Understanding NumPy’s linspace

The linspace function, short for “linearly spaced,” creates a sequence of numbers evenly distributed between a specified start and end point. It takes three primary arguments:

  • start: The starting value of the sequence.
  • stop: The end value of the sequence. Note that the stop value is included in the generated array.
  • num: The number of samples to generate. This determines the total number of elements in the resulting array.

The function returns a NumPy array containing the evenly spaced numbers.

Basic Usage

The simplest application of linspace involves creating a basic sequence:

import numpy as np

evenly_spaced_numbers = np.linspace(0, 1, 5)
print(evenly_spaced_numbers)

This generates an array with five elements, spaced equally between 0 and 1.

Controlling the Endpoint

By default, linspace includes the stop value. If you need to exclude it, you can use np.linspace(start, stop, num, endpoint=False):

evenly_spaced_numbers_exclusive = np.linspace(0, 1, 5, endpoint=False)
print(evenly_spaced_numbers_exclusive)

Applications in Plotting

linspace is frequently used to generate x-coordinates for plotting functions:

import matplotlib.pyplot as plt

x = np.linspace(0, 2 * np.pi, 100)
y = np.sin(x)

plt.plot(x, y)
plt.xlabel("x")
plt.ylabel("sin(x)")
plt.title("Sine Wave")
plt.show()

This code generates 100 evenly spaced points between 0 and 2π, providing a smooth representation of the sine wave.

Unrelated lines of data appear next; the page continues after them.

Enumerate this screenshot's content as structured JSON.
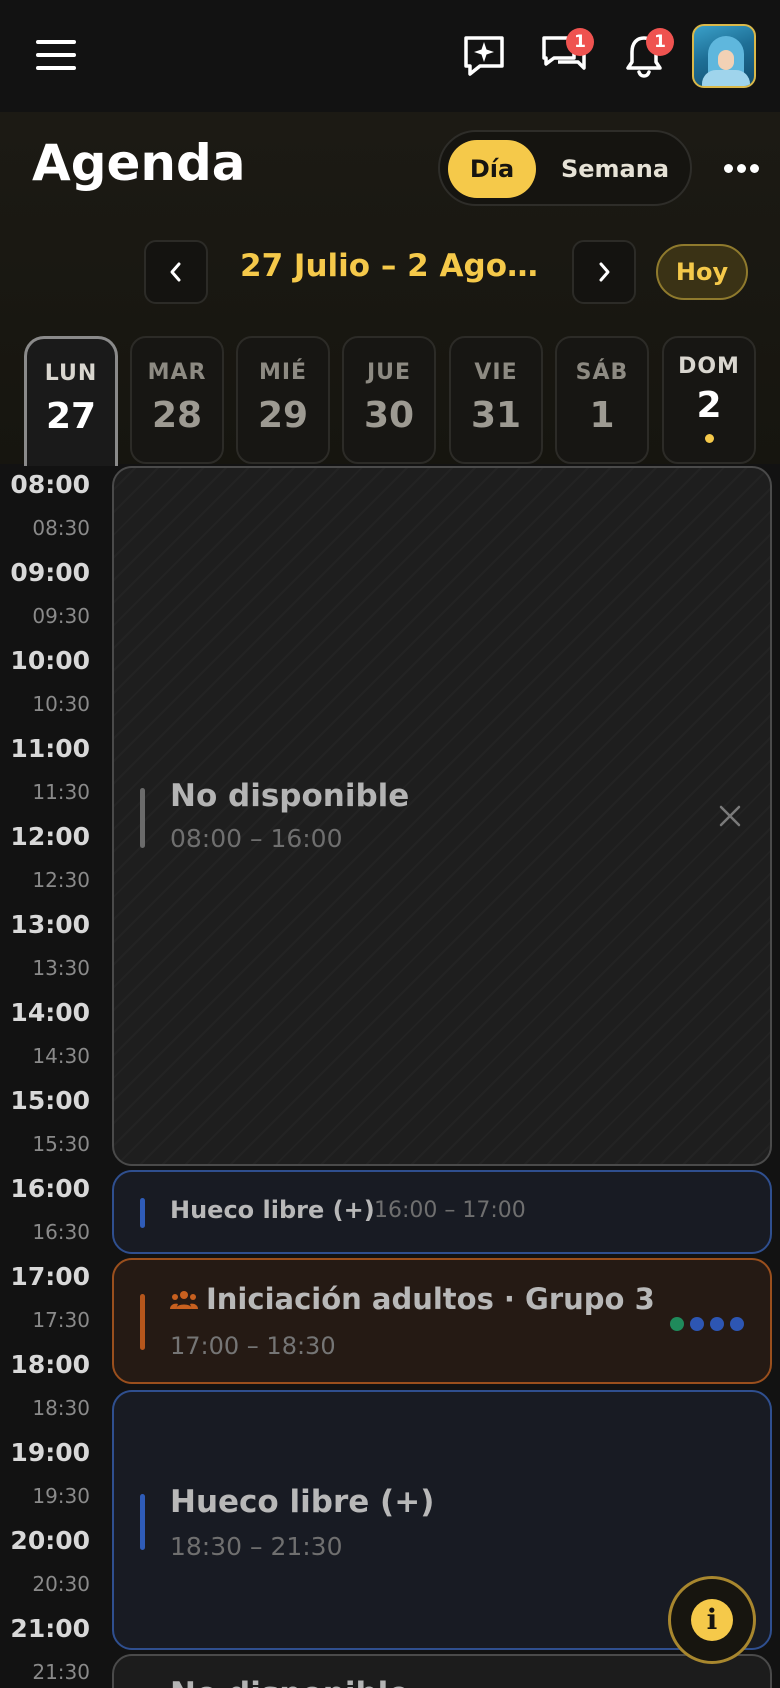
{
  "topbar": {
    "chat_badge": "1",
    "notifications_badge": "1",
    "icons": [
      "menu-icon",
      "sparkle-chat-icon",
      "messages-icon",
      "bell-icon"
    ]
  },
  "header": {
    "title": "Agenda",
    "view_day": "Día",
    "view_week": "Semana",
    "range": "27 Julio – 2 Agost…",
    "today": "Hoy"
  },
  "days": [
    {
      "dow": "LUN",
      "num": "27"
    },
    {
      "dow": "MAR",
      "num": "28"
    },
    {
      "dow": "MIÉ",
      "num": "29"
    },
    {
      "dow": "JUE",
      "num": "30"
    },
    {
      "dow": "VIE",
      "num": "31"
    },
    {
      "dow": "SÁB",
      "num": "1"
    },
    {
      "dow": "DOM",
      "num": "2"
    }
  ],
  "times": [
    "08:00",
    "08:30",
    "09:00",
    "09:30",
    "10:00",
    "10:30",
    "11:00",
    "11:30",
    "12:00",
    "12:30",
    "13:00",
    "13:30",
    "14:00",
    "14:30",
    "15:00",
    "15:30",
    "16:00",
    "16:30",
    "17:00",
    "17:30",
    "18:00",
    "18:30",
    "19:00",
    "19:30",
    "20:00",
    "20:30",
    "21:00",
    "21:30"
  ],
  "events": {
    "unavailable": {
      "title": "No disponible",
      "time": "08:00 – 16:00"
    },
    "free1": {
      "title": "Hueco libre (+)",
      "time": "16:00 – 17:00"
    },
    "class": {
      "title": "Iniciación adultos · Grupo 3",
      "time": "17:00 – 18:30"
    },
    "free2": {
      "title": "Hueco libre (+)",
      "time": "18:30 – 21:30"
    },
    "unavailable2": {
      "title": "No disponible"
    }
  },
  "colors": {
    "accent": "#f5c94a",
    "free": "#2f4f8f",
    "class": "#9a4f1d",
    "participant_dots": [
      "#1f8a5b",
      "#2d56b3",
      "#2d56b3",
      "#2d56b3"
    ]
  },
  "fab": {
    "label": "i"
  }
}
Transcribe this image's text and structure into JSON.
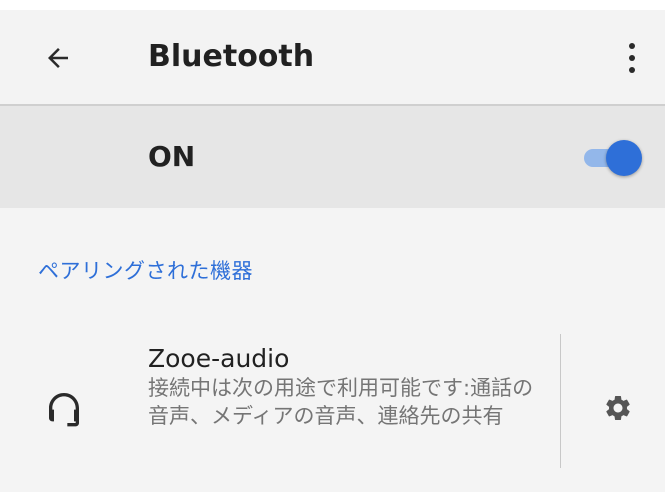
{
  "app_bar": {
    "title": "Bluetooth",
    "back_icon": "arrow-left-icon",
    "more_icon": "more-vertical-icon"
  },
  "toggle": {
    "label": "ON",
    "state": true
  },
  "paired_section": {
    "header": "ペアリングされた機器"
  },
  "device": {
    "name": "Zooe-audio",
    "status": "接続中は次の用途で利用可能です:通話の音声、メディアの音声、連絡先の共有",
    "icon": "headset-icon",
    "settings_icon": "gear-icon"
  },
  "colors": {
    "accent": "#2e6fd8",
    "switch_track": "#93b7ea",
    "background": "#f4f4f4",
    "toggle_row_bg": "#e6e6e6"
  }
}
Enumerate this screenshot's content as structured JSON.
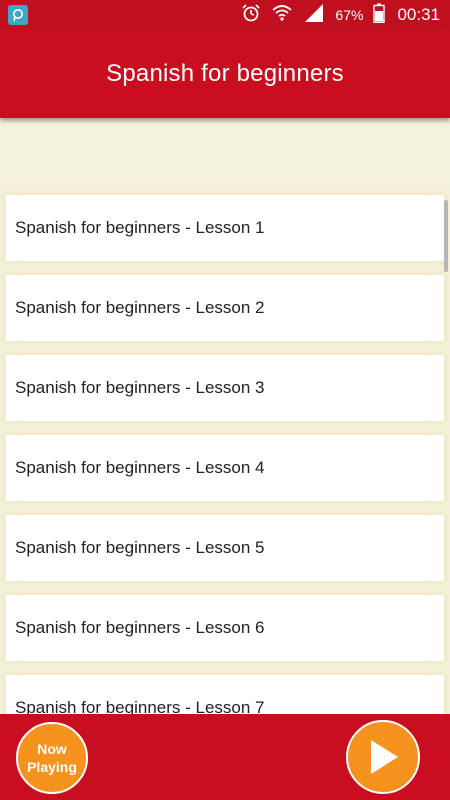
{
  "status_bar": {
    "battery_percent": "67%",
    "time": "00:31",
    "icons": [
      "app-notification-icon",
      "alarm-icon",
      "wifi-icon",
      "signal-icon",
      "battery-icon"
    ]
  },
  "app_bar": {
    "title": "Spanish for beginners"
  },
  "lessons": [
    "Spanish for beginners - Lesson 1",
    "Spanish for beginners - Lesson 2",
    "Spanish for beginners - Lesson 3",
    "Spanish for beginners - Lesson 4",
    "Spanish for beginners - Lesson 5",
    "Spanish for beginners - Lesson 6",
    "Spanish for beginners - Lesson 7"
  ],
  "bottom_bar": {
    "now_playing_label": "Now Playing",
    "play_icon": "play-icon"
  },
  "colors": {
    "primary": "#c90e1f",
    "accent": "#f6921e",
    "background": "#f5f2dc",
    "card": "#ffffff"
  }
}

Creating Sequences with Non-Integer Steps

While linspace focuses on the number of samples, you can indirectly control the step size by adjusting the num parameter. For example, to approximate a step size of 0.1 between 0 and 1, you might use:

approximate_step = np.linspace(0, 1, 11)  # 11 points to include 0 and 1
print(approximate_step)

This demonstrates how to achieve nearly equally spaced numbers, even without explicitly defining the step size.

Beyond the Basics: Reshaping and Further Manipulation

The array generated by linspace can be further manipulated using other NumPy functions. For instance, you can reshape it into different dimensions using reshape():

reshaped_array = np.linspace(0, 1, 10).reshape(2, 5)
print(reshaped_array)

This showcases the flexibility of integrating linspace within a broader NumPy workflow. This allows for powerful array manipulations and computations based on evenly-spaced numerical sequences.